Bors si mosse goffamente per alzarsi, ma esitò. Quelle mani erano orribilmente ustionate e segnate da screpolature nere che mostravano la carne viva, rossa come la veste. Possibile che il Tenebroso comparisse sotto quella forma? O anche solo un Reietto? Gli occhi della maschera rosso sangue si girarono lentamente verso Bors, che si affrettò ad alzarsi. Quello sguardo pareva emanare il calore d’una fornace spalancata.

Anche gli altri ubbidirono all’ordine, con lo stesso impaccio di Bors e paura non minore. Quando tutti furono in piedi, la figura librata a mezz’aria prese la parola.

«Mi hanno chiamato con molti nomi, ma per voi sarò Ba’alzamon.»

Bors serrò i denti per impedire che battessero. Ba’alzamon. Nella lingua Trolloc, significava Cuore delle Tenebre; perfino gli increduli sapevano che era il nome Trolloc del Sommo Signore delle Tenebre.
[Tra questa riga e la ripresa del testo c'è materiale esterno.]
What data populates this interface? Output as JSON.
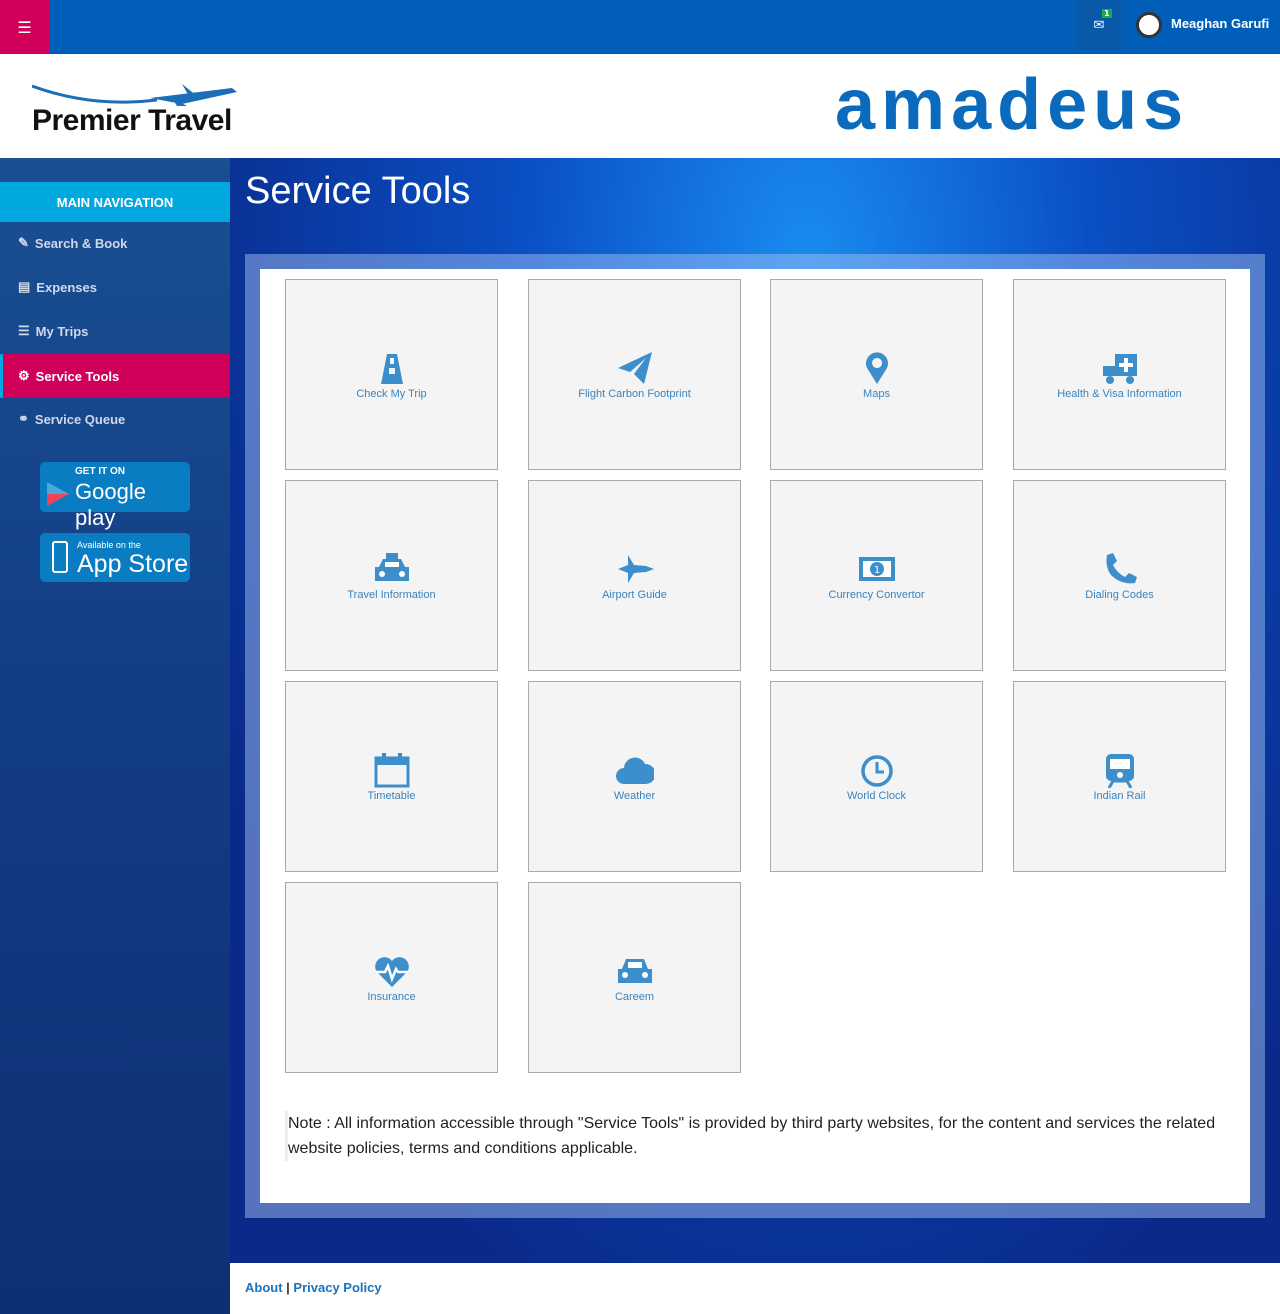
{
  "topbar": {
    "menu_icon": "hamburger-icon",
    "mail_badge": "1",
    "user_name": "Meaghan Garufi"
  },
  "header": {
    "brand": "Premier Travel",
    "partner": "amadeus"
  },
  "sidebar": {
    "heading": "MAIN NAVIGATION",
    "items": [
      {
        "label": "Search & Book",
        "icon": "edit-icon"
      },
      {
        "label": "Expenses",
        "icon": "money-icon"
      },
      {
        "label": "My Trips",
        "icon": "list-icon"
      },
      {
        "label": "Service Tools",
        "icon": "cogs-icon",
        "active": true
      },
      {
        "label": "Service Queue",
        "icon": "handshake-icon"
      }
    ],
    "google_play": {
      "small": "GET IT ON",
      "big": "Google play"
    },
    "app_store": {
      "small": "Available on the",
      "big": "App Store"
    }
  },
  "main": {
    "title": "Service Tools",
    "tiles": [
      {
        "label": "Check My Trip",
        "icon": "road-icon"
      },
      {
        "label": "Flight Carbon Footprint",
        "icon": "paper-plane-icon"
      },
      {
        "label": "Maps",
        "icon": "map-marker-icon"
      },
      {
        "label": "Health & Visa Information",
        "icon": "ambulance-icon"
      },
      {
        "label": "Travel Information",
        "icon": "taxi-icon"
      },
      {
        "label": "Airport Guide",
        "icon": "fighter-jet-icon"
      },
      {
        "label": "Currency Convertor",
        "icon": "money-icon"
      },
      {
        "label": "Dialing Codes",
        "icon": "phone-icon"
      },
      {
        "label": "Timetable",
        "icon": "calendar-icon"
      },
      {
        "label": "Weather",
        "icon": "cloud-icon"
      },
      {
        "label": "World Clock",
        "icon": "clock-icon"
      },
      {
        "label": "Indian Rail",
        "icon": "train-icon"
      },
      {
        "label": "Insurance",
        "icon": "heartbeat-icon"
      },
      {
        "label": "Careem",
        "icon": "car-icon"
      }
    ],
    "note": "Note : All information accessible through \"Service Tools\" is provided by third party websites, for the content and services the related website policies, terms and conditions applicable."
  },
  "footer": {
    "about": "About",
    "separator": " | ",
    "privacy": "Privacy Policy"
  },
  "colors": {
    "topbar": "#005eb8",
    "accent": "#d0005a",
    "nav_heading": "#00a8e0",
    "tile_text": "#3a83bd"
  }
}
Colui che non bisogna nominare. Non il Vero Nome, Shai’tan, ma un nome ugualmente vietato. Per le persone riunite nella sala e per altre della loro genia, era bestemmia insudiciare con il linguaggio umano i due nomi. Bors rimase sorpreso e udì anche altri ansimare. Servitori e Trolloc erano spariti, anche se lui non li aveva visti uscire.

«Il luogo dove siete riuniti si trova nell’ombra di Shayol Ghul» proseguì Ba’alzamon. A queste parole si levò più d’un gemito e Bors non fu sicuro che fra gli altri non ci fosse anche il suo. Ba’alzamon allargò le braccia e assunse un tono quasi irridente. «Non abbiate paura, perché il Giorno in cui il vostro Padrone ascenderà al mondo è molto vicino. Il Giorno del Ritorno si approssima. Il fatto che io sia qui a mostrarmi a voi eletti dovrebbe rivelarvelo. Presto sarà spezzata la Ruota del Tempo. Presto il Gran Serpente morirà e col potere della sua morte, la morte del Tempo medesimo, il vostro Padrone rifarà il mondo a sua immagine, per questa Epoca e per tutte le Epoche a venire. E coloro che servono me, con fede e costanza, siederanno ai miei piedi sopra le stelle del cielo e regneranno in eterno sul mondo degli uomini. Così ho promesso e così sarà. Vivrete e regnerete in eterno.»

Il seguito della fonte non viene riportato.